Te he visto por la calle muy desprotegía", me reprende con amor una amiga del barrio. Pásate por mi casa y te descuelgo desde el balcón una mascarilla con una guita. ¡Ay, la mascarilla! Se voló hasta un alero, para regocijo de quienes esperaban su turno a la puerta de la frutería, pues el frutero, que tiene hechuras de picaor, se subió a una escalera, y al pincharla con una vara, gritó: "¡La mascarilla!". Gran ovación. Ya en la cola de esa misma frutería, extraje el barbijo de la bolsa y opté por ponérmelo del revés, como todo el mundo. Con tal de no discutir. Si me lo ponía del derecho, enseguida la gente me iba a chistar, "Schissss, muchacha, ¡la mascarilla! La llevas puesta malamente". Hubo lumbreras que criticaron que Duque y Simón explicaran a los niños cómo ponerse una quirúrgica, pero gracias a eso supe que la mayoría nos estábamos colocando el haz como envés. Normal, somos netamente profanos en esto. Nuestras usanzas son otras, y cambiarlas lleva un tiempo. El barroquismo sevillano -que aún nos corre por las venas- será decadente pero no distópico, y mucho menos antiséptico. Así que vamos a darle tiempo al tiempo: no entendemos ni papa, estamos todos aprendiendo.

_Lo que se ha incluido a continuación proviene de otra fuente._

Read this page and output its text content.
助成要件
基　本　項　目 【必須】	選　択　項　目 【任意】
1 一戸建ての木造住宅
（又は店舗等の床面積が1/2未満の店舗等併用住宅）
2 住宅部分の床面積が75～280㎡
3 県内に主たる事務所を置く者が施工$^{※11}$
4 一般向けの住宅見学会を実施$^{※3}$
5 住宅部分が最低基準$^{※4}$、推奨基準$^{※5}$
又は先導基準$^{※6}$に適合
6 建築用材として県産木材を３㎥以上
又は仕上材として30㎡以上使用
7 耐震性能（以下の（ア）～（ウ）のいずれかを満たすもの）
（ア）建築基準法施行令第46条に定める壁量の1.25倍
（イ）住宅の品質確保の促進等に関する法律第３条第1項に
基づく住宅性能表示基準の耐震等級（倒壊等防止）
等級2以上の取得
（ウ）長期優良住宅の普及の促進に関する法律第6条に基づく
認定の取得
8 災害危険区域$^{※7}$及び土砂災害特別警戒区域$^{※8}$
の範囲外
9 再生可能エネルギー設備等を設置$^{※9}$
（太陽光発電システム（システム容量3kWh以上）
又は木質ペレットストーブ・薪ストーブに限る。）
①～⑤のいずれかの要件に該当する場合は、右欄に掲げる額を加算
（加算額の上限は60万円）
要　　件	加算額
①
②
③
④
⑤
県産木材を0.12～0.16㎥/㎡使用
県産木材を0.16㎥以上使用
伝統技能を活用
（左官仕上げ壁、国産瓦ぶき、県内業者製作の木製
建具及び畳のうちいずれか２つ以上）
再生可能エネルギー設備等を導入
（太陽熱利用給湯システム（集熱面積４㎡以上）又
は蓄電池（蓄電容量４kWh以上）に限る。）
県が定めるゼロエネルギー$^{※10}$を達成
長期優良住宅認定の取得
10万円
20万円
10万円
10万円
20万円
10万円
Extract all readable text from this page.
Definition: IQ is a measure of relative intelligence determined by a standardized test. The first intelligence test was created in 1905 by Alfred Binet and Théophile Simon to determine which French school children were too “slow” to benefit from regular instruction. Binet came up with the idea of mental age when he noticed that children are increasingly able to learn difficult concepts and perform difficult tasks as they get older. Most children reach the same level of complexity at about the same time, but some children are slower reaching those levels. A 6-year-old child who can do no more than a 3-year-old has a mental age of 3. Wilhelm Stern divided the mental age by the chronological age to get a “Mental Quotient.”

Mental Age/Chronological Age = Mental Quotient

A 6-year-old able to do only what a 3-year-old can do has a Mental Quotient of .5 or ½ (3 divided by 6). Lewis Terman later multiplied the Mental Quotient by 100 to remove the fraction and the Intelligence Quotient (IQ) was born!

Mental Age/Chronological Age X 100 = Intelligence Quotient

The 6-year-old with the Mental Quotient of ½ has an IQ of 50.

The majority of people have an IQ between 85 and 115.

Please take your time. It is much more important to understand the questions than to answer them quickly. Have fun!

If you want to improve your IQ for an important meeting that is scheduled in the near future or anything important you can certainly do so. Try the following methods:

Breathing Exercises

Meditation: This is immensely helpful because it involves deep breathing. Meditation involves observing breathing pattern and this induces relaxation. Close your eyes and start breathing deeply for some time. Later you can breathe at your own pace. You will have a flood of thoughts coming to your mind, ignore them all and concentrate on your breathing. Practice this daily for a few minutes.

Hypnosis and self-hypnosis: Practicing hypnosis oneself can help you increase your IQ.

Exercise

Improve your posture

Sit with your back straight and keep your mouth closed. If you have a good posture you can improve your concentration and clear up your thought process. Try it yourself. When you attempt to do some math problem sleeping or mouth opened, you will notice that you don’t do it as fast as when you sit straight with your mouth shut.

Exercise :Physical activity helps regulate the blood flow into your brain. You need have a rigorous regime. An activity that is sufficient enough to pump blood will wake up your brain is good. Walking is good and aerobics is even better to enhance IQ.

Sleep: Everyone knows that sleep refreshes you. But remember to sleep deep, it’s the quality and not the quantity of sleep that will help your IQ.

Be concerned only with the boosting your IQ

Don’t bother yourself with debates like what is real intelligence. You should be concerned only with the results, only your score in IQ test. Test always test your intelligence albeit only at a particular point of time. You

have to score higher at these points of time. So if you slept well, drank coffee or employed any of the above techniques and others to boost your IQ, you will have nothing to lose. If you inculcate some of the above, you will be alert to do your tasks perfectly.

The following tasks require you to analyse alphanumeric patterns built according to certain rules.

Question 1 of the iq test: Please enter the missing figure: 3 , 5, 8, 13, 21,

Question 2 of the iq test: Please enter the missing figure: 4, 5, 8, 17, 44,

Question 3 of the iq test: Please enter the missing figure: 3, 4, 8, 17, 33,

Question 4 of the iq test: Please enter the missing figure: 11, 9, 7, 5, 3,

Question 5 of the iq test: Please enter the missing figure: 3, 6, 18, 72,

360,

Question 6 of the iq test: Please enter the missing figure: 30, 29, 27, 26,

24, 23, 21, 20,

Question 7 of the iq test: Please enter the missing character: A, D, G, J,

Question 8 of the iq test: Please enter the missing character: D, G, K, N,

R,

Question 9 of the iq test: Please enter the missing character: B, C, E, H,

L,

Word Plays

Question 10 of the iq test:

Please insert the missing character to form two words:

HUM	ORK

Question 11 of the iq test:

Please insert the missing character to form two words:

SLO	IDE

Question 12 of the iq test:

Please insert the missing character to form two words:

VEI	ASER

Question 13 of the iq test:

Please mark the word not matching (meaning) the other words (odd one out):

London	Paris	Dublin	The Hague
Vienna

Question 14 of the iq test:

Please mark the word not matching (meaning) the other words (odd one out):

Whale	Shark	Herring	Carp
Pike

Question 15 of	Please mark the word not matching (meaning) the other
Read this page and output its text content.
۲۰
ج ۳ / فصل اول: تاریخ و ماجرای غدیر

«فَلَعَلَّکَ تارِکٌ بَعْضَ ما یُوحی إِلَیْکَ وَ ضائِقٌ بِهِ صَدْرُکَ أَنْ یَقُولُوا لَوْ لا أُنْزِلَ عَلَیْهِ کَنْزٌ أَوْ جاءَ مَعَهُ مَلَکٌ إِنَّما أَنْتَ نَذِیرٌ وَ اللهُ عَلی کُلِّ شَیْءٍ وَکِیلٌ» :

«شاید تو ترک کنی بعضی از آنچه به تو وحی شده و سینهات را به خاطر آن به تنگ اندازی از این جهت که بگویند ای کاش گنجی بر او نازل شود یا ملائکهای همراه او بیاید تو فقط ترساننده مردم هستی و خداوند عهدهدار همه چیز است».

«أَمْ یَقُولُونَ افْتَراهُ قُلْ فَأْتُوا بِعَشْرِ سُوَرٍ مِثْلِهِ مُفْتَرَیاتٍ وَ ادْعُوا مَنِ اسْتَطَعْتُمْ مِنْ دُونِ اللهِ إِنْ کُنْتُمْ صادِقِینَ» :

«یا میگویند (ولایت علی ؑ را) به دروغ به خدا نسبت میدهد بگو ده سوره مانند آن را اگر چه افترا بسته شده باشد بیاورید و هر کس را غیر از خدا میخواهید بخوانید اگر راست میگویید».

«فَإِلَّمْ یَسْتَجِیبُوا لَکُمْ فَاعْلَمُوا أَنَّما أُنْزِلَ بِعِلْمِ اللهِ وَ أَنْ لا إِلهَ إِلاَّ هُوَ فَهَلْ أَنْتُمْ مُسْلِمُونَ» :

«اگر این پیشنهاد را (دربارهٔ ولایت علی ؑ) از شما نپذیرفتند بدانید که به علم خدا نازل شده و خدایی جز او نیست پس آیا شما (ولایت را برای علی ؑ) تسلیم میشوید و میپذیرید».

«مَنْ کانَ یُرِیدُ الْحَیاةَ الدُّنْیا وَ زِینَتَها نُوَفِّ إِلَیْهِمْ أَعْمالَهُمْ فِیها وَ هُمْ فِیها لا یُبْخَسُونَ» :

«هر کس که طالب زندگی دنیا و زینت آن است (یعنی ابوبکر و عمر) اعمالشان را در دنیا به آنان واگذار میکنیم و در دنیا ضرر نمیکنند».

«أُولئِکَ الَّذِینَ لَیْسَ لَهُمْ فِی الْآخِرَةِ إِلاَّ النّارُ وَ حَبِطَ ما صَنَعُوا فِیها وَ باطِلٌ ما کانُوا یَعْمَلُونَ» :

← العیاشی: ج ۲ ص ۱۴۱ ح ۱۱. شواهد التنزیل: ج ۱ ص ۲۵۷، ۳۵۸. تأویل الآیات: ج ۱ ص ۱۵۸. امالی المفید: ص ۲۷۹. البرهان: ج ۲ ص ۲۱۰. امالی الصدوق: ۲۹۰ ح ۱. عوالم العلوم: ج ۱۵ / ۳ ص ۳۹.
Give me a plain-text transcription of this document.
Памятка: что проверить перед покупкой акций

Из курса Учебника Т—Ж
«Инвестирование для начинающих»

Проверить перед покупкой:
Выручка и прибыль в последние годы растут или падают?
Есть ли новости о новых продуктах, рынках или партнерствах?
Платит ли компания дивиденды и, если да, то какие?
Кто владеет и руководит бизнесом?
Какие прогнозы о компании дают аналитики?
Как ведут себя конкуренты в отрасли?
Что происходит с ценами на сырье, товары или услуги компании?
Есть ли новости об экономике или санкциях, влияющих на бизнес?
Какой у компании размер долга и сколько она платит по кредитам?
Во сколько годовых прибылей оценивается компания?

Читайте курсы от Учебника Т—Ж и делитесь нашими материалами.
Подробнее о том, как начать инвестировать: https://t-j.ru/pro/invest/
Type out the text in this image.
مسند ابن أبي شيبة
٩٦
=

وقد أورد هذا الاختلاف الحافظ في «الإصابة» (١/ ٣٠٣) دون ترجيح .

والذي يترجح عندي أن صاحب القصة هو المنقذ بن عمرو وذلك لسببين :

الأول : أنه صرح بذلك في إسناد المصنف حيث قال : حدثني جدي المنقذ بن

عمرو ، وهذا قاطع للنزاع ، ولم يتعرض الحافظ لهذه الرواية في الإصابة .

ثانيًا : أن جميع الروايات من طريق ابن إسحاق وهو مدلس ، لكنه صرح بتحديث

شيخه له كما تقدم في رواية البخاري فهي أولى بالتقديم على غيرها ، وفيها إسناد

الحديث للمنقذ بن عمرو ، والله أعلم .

Por echar entretenida el rato en las colas, observo el florilegio de usos de la mascarilla y otras profilaxis. Están quienes se la retiran de la boca para darle una calada al cigarro, o incluso cuando van a estornudar; quienes la llevan de tiara -con el riesgo que conlleva el que, al volver a colocársela, esnifen caspa-, y quienes, cuando quieren contemplar algo de cerca, se la quitan, como si con ella no vieran bien. Me enternecen quienes se dejan la nariz fuera. Me han aconsejado unir dos y meter entre medias un salvaslip, hacérmela con la copa de un sostén y hasta con el papelón del pescaíto (mascarillas con retrogusto a adobo). El estilismo del pañuelo en la cabeza, gafas de bucear en alberca, mascarilla filtrante y una visera con un paravientos como el de las vespas, se está viendo mucho en mi calle esta temporada. Probablemente nos tengamos que acostumbrar a que la mascarilla sea parte habitual de nuestra indumentaria. Me malicio que los señores más decorosos y atildados de la ciudad serán rebeldes a la causa. No se ponen unas chanclas ni en su casa, se van a poner una mascarilla en plena calle. Como mucho una quirúrgica, si pueden complementarla con un fonendo a juego. ¿Y se han parado a pensar qué será de nosotros en junio? ¡Nos vamos a tener que despegar la mascarilla de la cara con una espátula! Por cierto, si me ven, no dejen de saludarme: soy la de las gafas empañadas, las manos escalfadas por los guantes y las botas de goma. Esa a la que el barrio de Triana le grita al verla pasar con el tapabocas del derecho -es decir, del revés-: "¡Vecina!, ¡la mascarilla!".